From Bangkok to Katowice: In whose interests are the climate negotiations?
by Souparna Lahiri, 2nd September, 2018
This week the negotiations over the Paris Rulebook and Paris Agreement Work Programme (PAWP) recommence in Bangkok. It reminds me of the 2009 Bangkok intersessional, in the run up to the Copenhagen Conference of the Parties (COP), where there was much expectation in the air and great mobilisations on the streets.
Back then, the US and big developing countries including China and India crafted the Copenhagen Declaration, which demolished the Kyoto architecture of binding commitments to emissions reductions, as well as the essential differences between the climate actions that should be taken by Annex 1 (developed countries) and non-Annex 1 countries.
Although the Declaration aimed to limit global temperature increases, it ignored the need for immediate action to avert the looming climate and humanitarian crises. The negotiations were extremely non-transparent, and oblivious to the human rights framework that would be needed in order to safeguard vulnerable communities from the impacts of climate change. Governments refused to listen to the voices of their own people, and the global peoples’ movements were ignored. This framework then paved the way for the Paris Agreement in 2015.
So where do we find ourselves on this return trip to Bangkok, nine years later? We are worse off than where we started. Setting us on a pathway to climate chaos, the negotiations under the Paris Agreement have been captured by the corporations. The Paris Agreement has let developed countries off the hook, both from their historical responsibilities for climate change, and from meeting binding commitments under the Kyoto Protocol. Big developing countries such as China are also using this Agreement to continue to produce dirty energy and to maintain their low emissions reductions targets. Adding it all together, the emissions reductions targets from countries’ Nationally Determined Contributions (NDCs) average closer to 4 degrees of warming, and which is nowhere near 2, let alone 1.5 degrees.

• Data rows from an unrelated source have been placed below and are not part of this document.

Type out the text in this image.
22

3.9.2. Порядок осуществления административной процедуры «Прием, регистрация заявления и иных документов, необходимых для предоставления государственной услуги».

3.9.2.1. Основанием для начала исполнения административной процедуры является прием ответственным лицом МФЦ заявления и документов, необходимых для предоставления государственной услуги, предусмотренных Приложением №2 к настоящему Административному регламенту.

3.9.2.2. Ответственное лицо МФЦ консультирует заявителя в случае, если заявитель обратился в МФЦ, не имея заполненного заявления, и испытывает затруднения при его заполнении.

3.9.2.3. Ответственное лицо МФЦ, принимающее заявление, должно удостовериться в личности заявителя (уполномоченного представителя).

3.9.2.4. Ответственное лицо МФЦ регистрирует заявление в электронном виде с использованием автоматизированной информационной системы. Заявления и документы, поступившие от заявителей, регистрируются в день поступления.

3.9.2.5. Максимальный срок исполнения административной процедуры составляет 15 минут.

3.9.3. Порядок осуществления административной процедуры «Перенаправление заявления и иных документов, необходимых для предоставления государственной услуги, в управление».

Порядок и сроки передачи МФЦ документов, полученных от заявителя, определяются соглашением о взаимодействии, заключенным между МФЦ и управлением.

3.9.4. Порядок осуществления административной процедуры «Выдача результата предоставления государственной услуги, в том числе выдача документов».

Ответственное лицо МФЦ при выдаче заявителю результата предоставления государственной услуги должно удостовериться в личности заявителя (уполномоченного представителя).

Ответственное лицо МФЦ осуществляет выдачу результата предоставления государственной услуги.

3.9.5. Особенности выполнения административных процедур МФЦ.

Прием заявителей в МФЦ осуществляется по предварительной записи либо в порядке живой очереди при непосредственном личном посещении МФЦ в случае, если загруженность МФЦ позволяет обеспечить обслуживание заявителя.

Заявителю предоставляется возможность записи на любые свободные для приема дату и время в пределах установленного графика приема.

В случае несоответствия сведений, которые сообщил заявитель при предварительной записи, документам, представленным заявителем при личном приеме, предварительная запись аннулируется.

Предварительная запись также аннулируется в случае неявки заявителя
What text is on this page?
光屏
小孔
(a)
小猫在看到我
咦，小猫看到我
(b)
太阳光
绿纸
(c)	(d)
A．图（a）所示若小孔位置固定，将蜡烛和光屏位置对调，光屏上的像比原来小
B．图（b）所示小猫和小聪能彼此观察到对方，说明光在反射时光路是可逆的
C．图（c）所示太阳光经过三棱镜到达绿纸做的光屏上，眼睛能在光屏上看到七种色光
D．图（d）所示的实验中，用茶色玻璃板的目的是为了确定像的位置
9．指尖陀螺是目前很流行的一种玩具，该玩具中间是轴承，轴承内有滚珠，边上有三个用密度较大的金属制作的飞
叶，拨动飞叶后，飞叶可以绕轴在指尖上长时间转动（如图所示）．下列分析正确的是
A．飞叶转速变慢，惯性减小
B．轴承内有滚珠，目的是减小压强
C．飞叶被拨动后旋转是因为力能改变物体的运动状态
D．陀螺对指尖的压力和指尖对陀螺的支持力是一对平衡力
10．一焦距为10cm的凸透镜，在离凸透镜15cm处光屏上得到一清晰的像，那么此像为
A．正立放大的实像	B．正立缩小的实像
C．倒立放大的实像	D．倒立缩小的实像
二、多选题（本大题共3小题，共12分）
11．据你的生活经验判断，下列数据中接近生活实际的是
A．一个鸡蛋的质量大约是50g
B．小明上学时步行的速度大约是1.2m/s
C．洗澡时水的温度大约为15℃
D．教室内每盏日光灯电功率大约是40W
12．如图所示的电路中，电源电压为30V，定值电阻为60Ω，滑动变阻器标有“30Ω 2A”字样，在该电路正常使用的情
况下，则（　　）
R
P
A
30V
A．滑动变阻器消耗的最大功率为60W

In reality, the impacts of climate change are increasingly visible, and are being felt by vulnerable, frontline communities across the globe, but particularly in the poorest countries and small island nations. To protect these communities, climate finance is an urgent necessity. But the mythical 100 billion dollars commitment from developed countries is yet to materialise, with no progress towards paying for the loss and damage that climate change causes. The nature of the 100 billion commitment is also pretty vague, with negotiations reflecting an increasing mix of equity, loans and blended finance.
As the Bangkok intersessional gets underway, the negotiations are not moving, and the political leadership has failed to listen to the peoples’ solutions. We are not only facing a backtracking on commitments to cut emissions at source and to take responsibility for historical emissions through providing climate finance, but we are also facing the even scarier possibility of the climate crisis being addressed through geoengineering and technological fixes, and market-based solutions that further commodify and financialise life on the planet.
The clock is ticking. It is urgent that big emitters and polluters are held accountable, and that the voices of communities, Indigenous Peoples, women and young people are heard in the corridors of the UNFCCC. Let’s push community-led solutions forward, to reclaim the space for climate justice. After all, in whose interests are the negotiations?